Algerian detainee to get new hearing
WASHINGTON – A U.S. appeals court says an Algerian protesting his Guantanamo detention deserves a new lower court review – to determine whether he was part of al-Qaida, not just a supporter.
A three-judge panel of the District of Columbia Circuit reversed a lower court decision that Belkacem Bensayah’s imprisonment was legal.
“The evidence upon which the district court relied, in concluding Bensayah supported al-Qaida is insufficient … to show he was part of that organization,” U.S. Circuit Judge Douglas Ginsburg wrote.
He said the lower court needs to determine whether Bensayah “was functionally part of al-Qaida.”

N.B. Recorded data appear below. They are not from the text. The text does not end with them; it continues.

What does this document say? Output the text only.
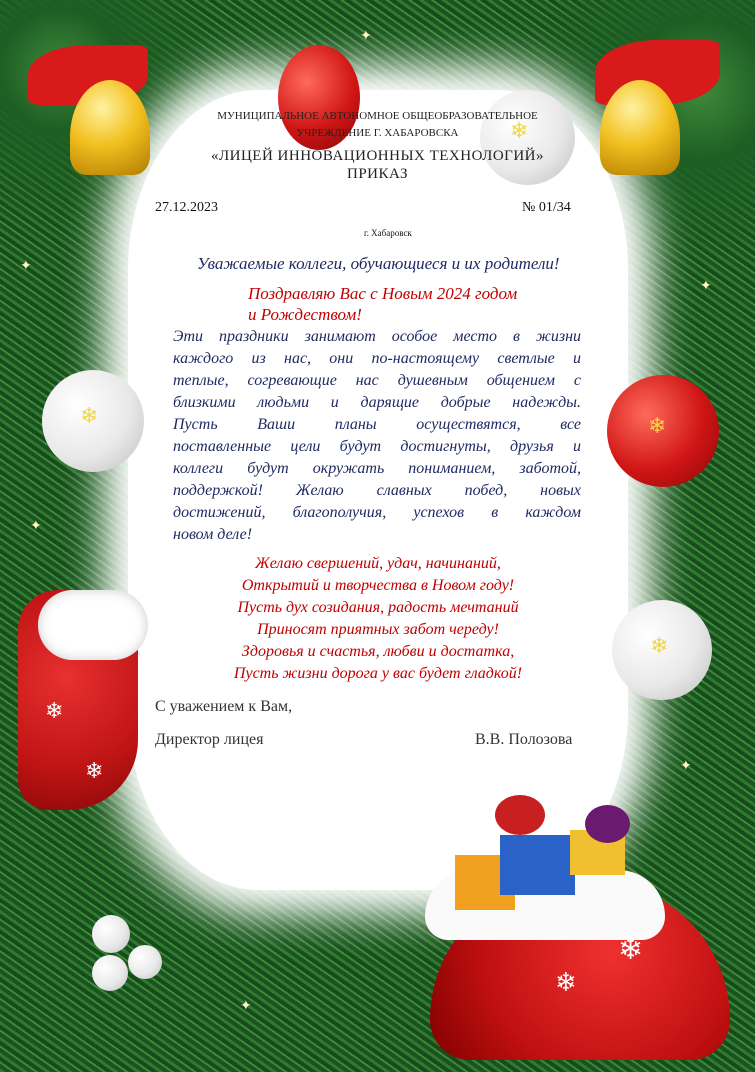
❄
❄	❄
❄
❄
❄
❄
❄
✦
✦
✦
✦
✦
✦

МУНИЦИПАЛЬНОЕ АВТОНОМНОЕ ОБЩЕОБРАЗОВАТЕЛЬНОЕ

УЧРЕЖДЕНИЕ Г. ХАБАРОВСКА

«ЛИЦЕЙ ИННОВАЦИОННЫХ ТЕХНОЛОГИЙ»

ПРИКАЗ

27.12.2023	№ 01/34

г. Хабаровск

Уважаемые коллеги, обучающиеся и их родители!

Поздравляю Вас с Новым 2024 годом

и Рождеством!

Эти праздники занимают особое место в жизни

каждого из нас, они по-настоящему светлые и

теплые, согревающие нас душевным общением с

близкими людьми и дарящие добрые надежды.

Пусть Ваши планы осуществятся, все

поставленные цели будут достигнуты, друзья и

коллеги будут окружать пониманием, заботой,

поддержкой! Желаю славных побед, новых

достижений, благополучия, успехов в каждом

новом деле!

Желаю свершений, удач, начинаний,

Открытий и творчества в Новом году!

Пусть дух созидания, радость мечтаний

Приносят приятных забот череду!

Здоровья и счастья, любви и достатка,

Пусть жизни дорога у вас будет гладкой!

С уважением к Вам,

Директор лицея	В.В. Полозова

The case was decided June 28 and released Friday.
Dozens of terror suspects have argued for their freedom from imprisonment at the U.S. naval base in Cuba. The Supreme Court has ruled the prisoners have a right to their day in court.
Bensayah was arrested by Bosnian police on immigration charges in late 2001. He was later told that he and five other Algerian men were suspected of plotting to attack the United States Embassy in Sarajevo.
When a Bosnian investigation failed to uncover sufficient evidence of the plot, the men were turned over to the United States and transported to Guantanamo in January 2002.
Ginsburg pointed out that the Obama administration changed the government’s position on Bensayah, originally arguing he could be detained as a “supporter” of al-Qaida and later arguing he was part of the terrorist organization.